Il Neghentropismo può quindi essere considerato come una forma di individualismo; non egocentrico e utilitarista ma bensì come una sorta di “individualismo socialista”.
Esso ripudia le ideologie totalitarie siano esse politiche, come il capitalismo e il marxismo-leninismo, o religiose, come il cristianesimo, in quanto colpevoli di un livellamento sociale estremo, dove si perde il valore del singolo individuo in quanto tale, a scapito di una collettività omogenea, mediocre e più facilmente indottrinabile da quelle che Cartesio definiva “argomentazioni di autorità imposte”.

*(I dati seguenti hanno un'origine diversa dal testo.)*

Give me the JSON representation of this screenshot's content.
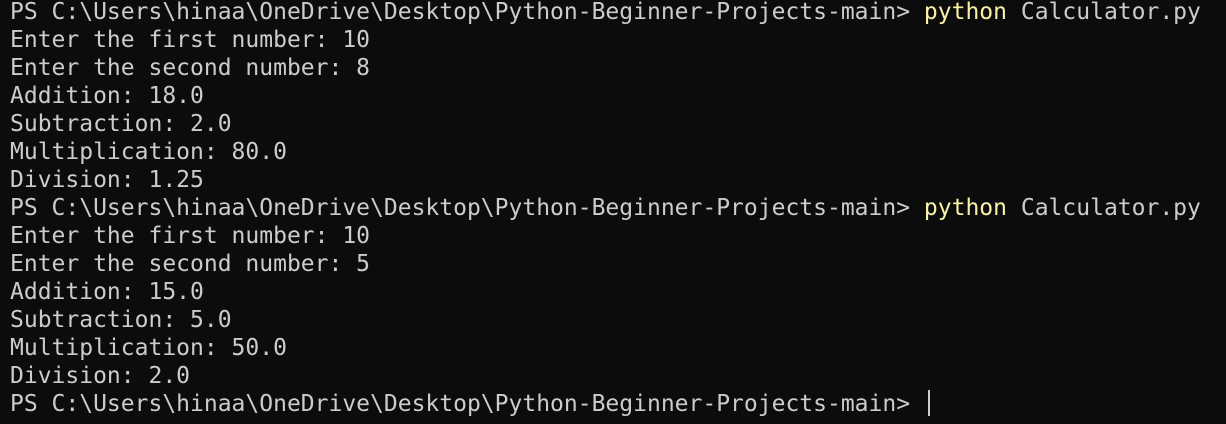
{
  "terminal": {
    "prompt": "PS C:\\Users\\hinaa\\OneDrive\\Desktop\\Python-Beginner-Projects-main> ",
    "command_colors": {
      "default_text": "#cccccc",
      "command_highlight": "#f9f1a5",
      "background": "#0c0c0c"
    },
    "runs": [
      {
        "command_program": "python",
        "command_args": " Calculator.py",
        "output": [
          "Enter the first number: 10",
          "Enter the second number: 8",
          "Addition: 18.0",
          "Subtraction: 2.0",
          "Multiplication: 80.0",
          "Division: 1.25"
        ]
      },
      {
        "command_program": "python",
        "command_args": " Calculator.py",
        "output": [
          "Enter the first number: 10",
          "Enter the second number: 5",
          "Addition: 15.0",
          "Subtraction: 5.0",
          "Multiplication: 50.0",
          "Division: 2.0"
        ]
      }
    ],
    "final_prompt": "PS C:\\Users\\hinaa\\OneDrive\\Desktop\\Python-Beginner-Projects-main> "
  }
}
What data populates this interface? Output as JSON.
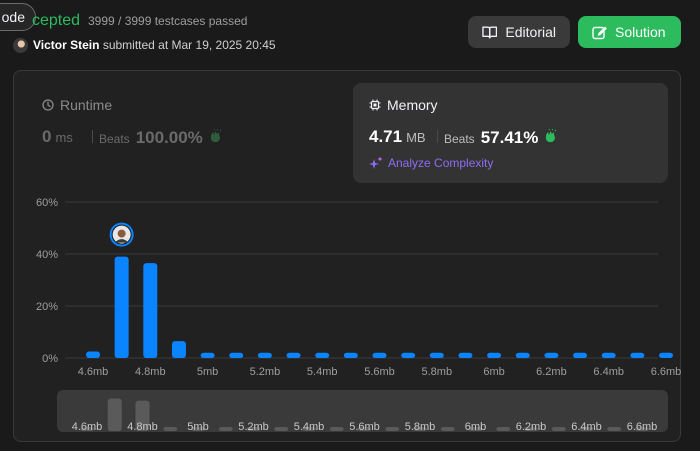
{
  "header": {
    "code_tab_label": "ode",
    "status": "cepted",
    "testcases": "3999 / 3999 testcases passed",
    "submitter_name": "Victor Stein",
    "submitted_text": "submitted at Mar 19, 2025 20:45",
    "editorial_label": "Editorial",
    "solution_label": "Solution"
  },
  "runtime": {
    "title": "Runtime",
    "value": "0",
    "unit": "ms",
    "beats_label": "Beats",
    "beats_pct": "100.00%"
  },
  "memory": {
    "title": "Memory",
    "value": "4.71",
    "unit": "MB",
    "beats_label": "Beats",
    "beats_pct": "57.41%",
    "analyze_label": "Analyze Complexity"
  },
  "colors": {
    "accent_green": "#2cbb5d",
    "bar_blue": "#0a84ff",
    "analyze_purple": "#8f6cf5",
    "amber": "#ffa116"
  },
  "chart_data": {
    "type": "bar",
    "title": "",
    "xlabel": "",
    "ylabel": "",
    "ylim": [
      0,
      60
    ],
    "y_ticks": [
      "0%",
      "20%",
      "40%",
      "60%"
    ],
    "x_tick_labels": [
      "4.6mb",
      "4.8mb",
      "5mb",
      "5.2mb",
      "5.4mb",
      "5.6mb",
      "5.8mb",
      "6mb",
      "6.2mb",
      "6.4mb",
      "6.6mb"
    ],
    "bin_width_mb": 0.1,
    "x_start_mb": 4.6,
    "values": [
      2.5,
      39,
      36.5,
      6.5,
      2,
      2,
      2,
      2,
      2,
      2,
      2,
      2,
      2,
      2,
      2,
      2,
      2,
      2,
      2,
      2,
      2
    ],
    "highlight_index": 1,
    "grid": true,
    "minimap": {
      "values": [
        0.5,
        39,
        36.5,
        0.5,
        0.5,
        0.5,
        0.5,
        0.5,
        0.5,
        0.5,
        0.5,
        0.5,
        0.5,
        0.5,
        0.5,
        0.5,
        0.5,
        0.5,
        0.5,
        0.5,
        0.5
      ],
      "x_tick_labels": [
        "4.6mb",
        "4.8mb",
        "5mb",
        "5.2mb",
        "5.4mb",
        "5.6mb",
        "5.8mb",
        "6mb",
        "6.2mb",
        "6.4mb",
        "6.6mb"
      ]
    }
  }
}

In questa società livellata sono sempre gli “altri” a sapere ciò che è giusto per l'individuo, ignorante della propria Volontà di Vita: esperti di religione, di finanza, di marketing, politici e multinazionali.
L'etica neghentropica prevede l'uguaglianza degli individui solo in virtù del diritto/dovere di ricercare la propria eudaimonia.
Possiamo quindi parlare di individualismo socialista nel senso che la realizzazione dell'individuo e delle sue peculiarità trascendenti è il fondamento principale del benessere della società, dando, di fatto, libero sfogo alla forza creatrice della macchina neghentropica.